I just figured out how to do it. My book was talking about rasterization of polygons. Though it does some complicated stuff with vectors and matricies. I didn't figure out how to do it the way the book said, but the chapter/section on culling did lead me to a question. Which in turn, led me to an idea of filling a triangle by sweeping a line. Unfortunately, my design only works if the 2nd point is to the left of the 3rd (By the nature of the For loops).
So are there better ways, and ways that don't leave holes at the edges?
And what is the deffinition of rasterization. The book says everything about rasterization except the definition.
For any grievances posted above, I blame whoever is in charge . . .
I can't remember the proper syntax of PAINT, but I once did it with it by painting in the centre of the triangle:
PAINT(width/2, height/2), fillcolor, bordercolour.
Rasterization or rasterisation is the task of taking an image described in a vector graphics format (shapes) and converting it into a raster image (pixels or dots) for output on a video display or printer.

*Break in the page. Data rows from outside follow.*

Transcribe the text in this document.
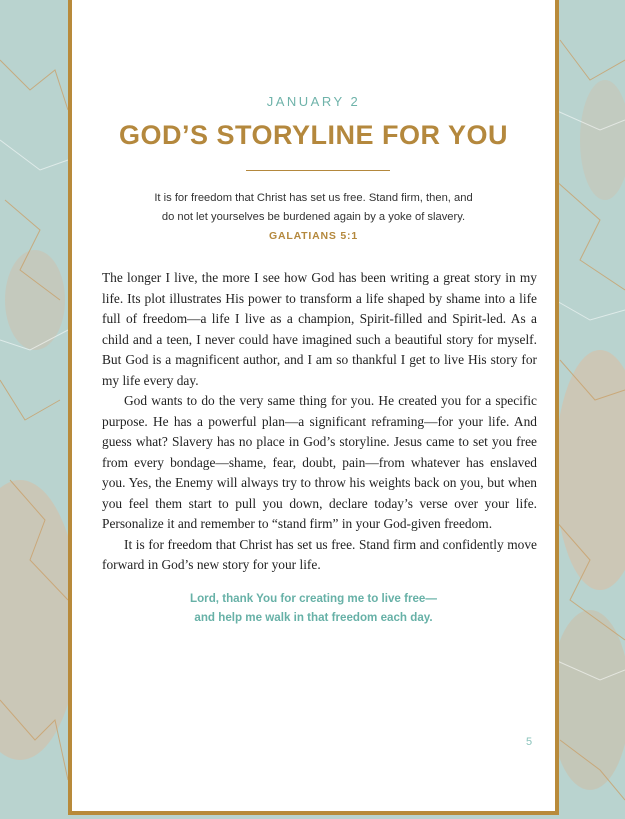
JANUARY 2
GOD’S STORYLINE FOR YOU
It is for freedom that Christ has set us free. Stand firm, then, and
do not let yourselves be burdened again by a yoke of slavery.
GALATIANS 5:1

The longer I live, the more I see how God has been writing a great story in my life. Its plot illustrates His power to transform a life shaped by shame into a life full of freedom—a life I live as a champion, Spirit-filled and Spirit-led. As a child and a teen, I never could have imagined such a beautiful story for myself. But God is a magnificent author, and I am so thankful I get to live His story for my life every day.

God wants to do the very same thing for you. He created you for a specific purpose. He has a powerful plan—a significant reframing—for your life. And guess what? Slavery has no place in God’s storyline. Jesus came to set you free from every bondage—shame, fear, doubt, pain—from whatever has enslaved you. Yes, the Enemy will always try to throw his weights back on you, but when you feel them start to pull you down, declare today’s verse over your life. Personalize it and remember to “stand firm” in your God-given freedom.

It is for freedom that Christ has set us free. Stand firm and confidently move forward in God’s new story for your life.

Lord, thank You for creating me to live free—
and help me walk in that freedom each day.
5
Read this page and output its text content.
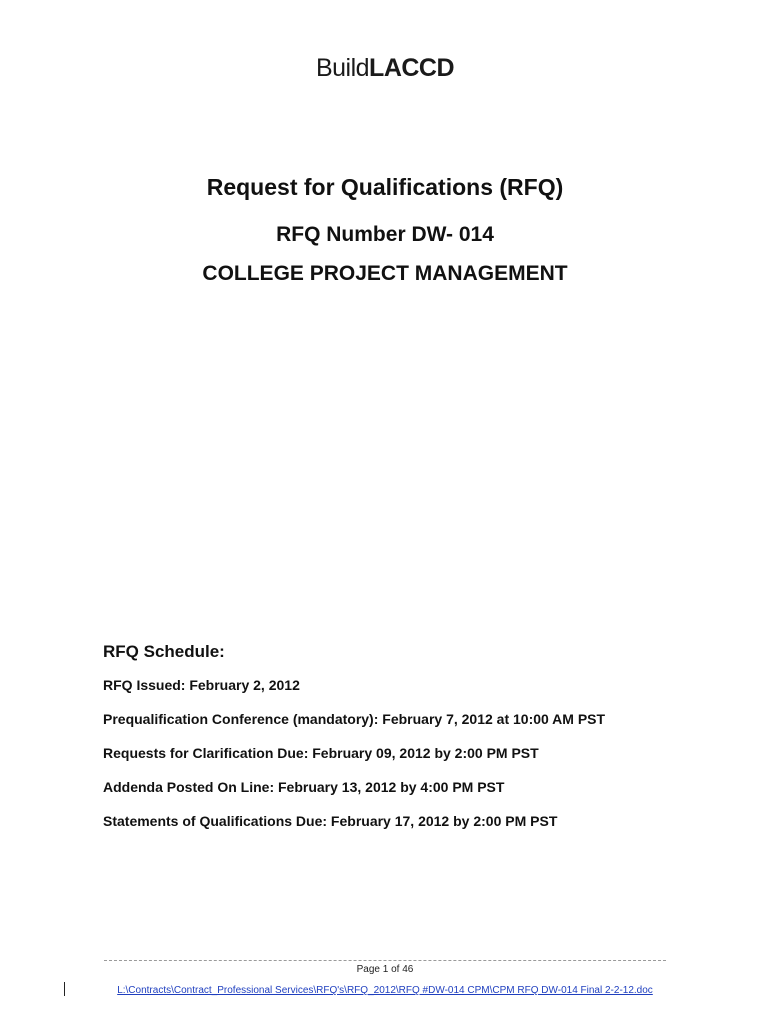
BuildLACCD
Request for Qualifications (RFQ)
RFQ Number DW- 014
COLLEGE PROJECT MANAGEMENT
RFQ Schedule:
RFQ Issued: February 2, 2012
Prequalification Conference (mandatory): February 7, 2012 at 10:00 AM PST
Requests for Clarification Due: February 09, 2012 by 2:00 PM PST
Addenda Posted On Line: February 13, 2012 by 4:00 PM PST
Statements of Qualifications Due: February 17, 2012 by 2:00 PM PST
Page 1 of 46
L:\Contracts\Contract_Professional Services\RFQ's\RFQ_2012\RFQ #DW-014 CPM\CPM RFQ DW-014 Final 2-2-12.doc
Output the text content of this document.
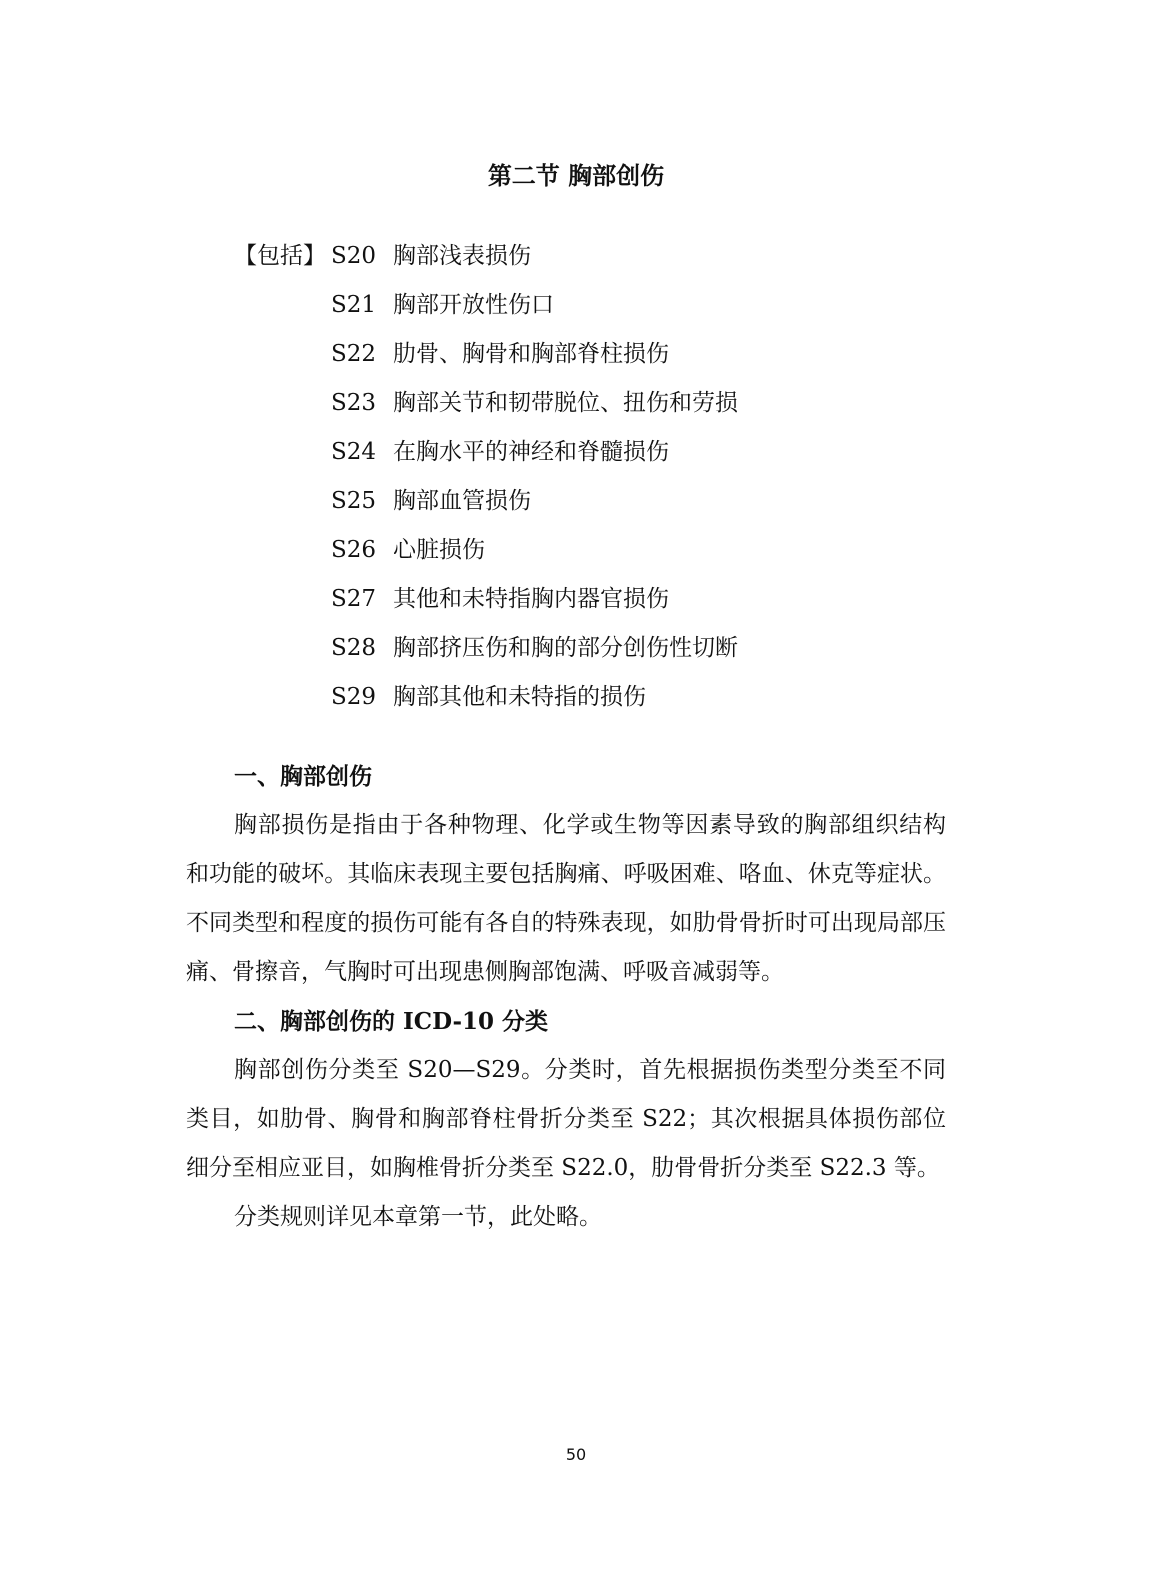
第二节 胸部创伤
【包括】 S20 胸部浅表损伤
S21 胸部开放性伤口
S22 肋骨、胸骨和胸部脊柱损伤
S23 胸部关节和韧带脱位、扭伤和劳损
S24 在胸水平的神经和脊髓损伤
S25 胸部血管损伤
S26 心脏损伤
S27 其他和未特指胸内器官损伤
S28 胸部挤压伤和胸的部分创伤性切断
S29 胸部其他和未特指的损伤
一、胸部创伤

胸部损伤是指由于各种物理、化学或生物等因素导致的胸部组织结构和功能的破坏。其临床表现主要包括胸痛、呼吸困难、咯血、休克等症状。不同类型和程度的损伤可能有各自的特殊表现，如肋骨骨折时可出现局部压痛、骨擦音，气胸时可出现患侧胸部饱满、呼吸音减弱等。

二、胸部创伤的 ICD-10 分类

胸部创伤分类至 S20—S29。分类时，首先根据损伤类型分类至不同类目，如肋骨、胸骨和胸部脊柱骨折分类至 S22；其次根据具体损伤部位细分至相应亚目，如胸椎骨折分类至 S22.0，肋骨骨折分类至 S22.3 等。

分类规则详见本章第一节，此处略。

50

If you scroll a bit down, to: 'III. Different Polygon fillers', there is MUCH info on how to make polygon fillers. Solid, but also with interpolating colours, and even environment mapped polygons.
Also look on Petesqbsite > tutorials > Graphics, then look at some of the 3d series (the link I sended you is that from Relsoft).
Mentat wrote:Ohhhhhhh. I thought OpenGL was just for C++.
Hehe, of course not. The headers use procedural prototypes anyways, so any compiler that can link the libraries and pass arguments using the correct convention can use OpenGL. Hell, I use OpenGL on the Nintendo DS.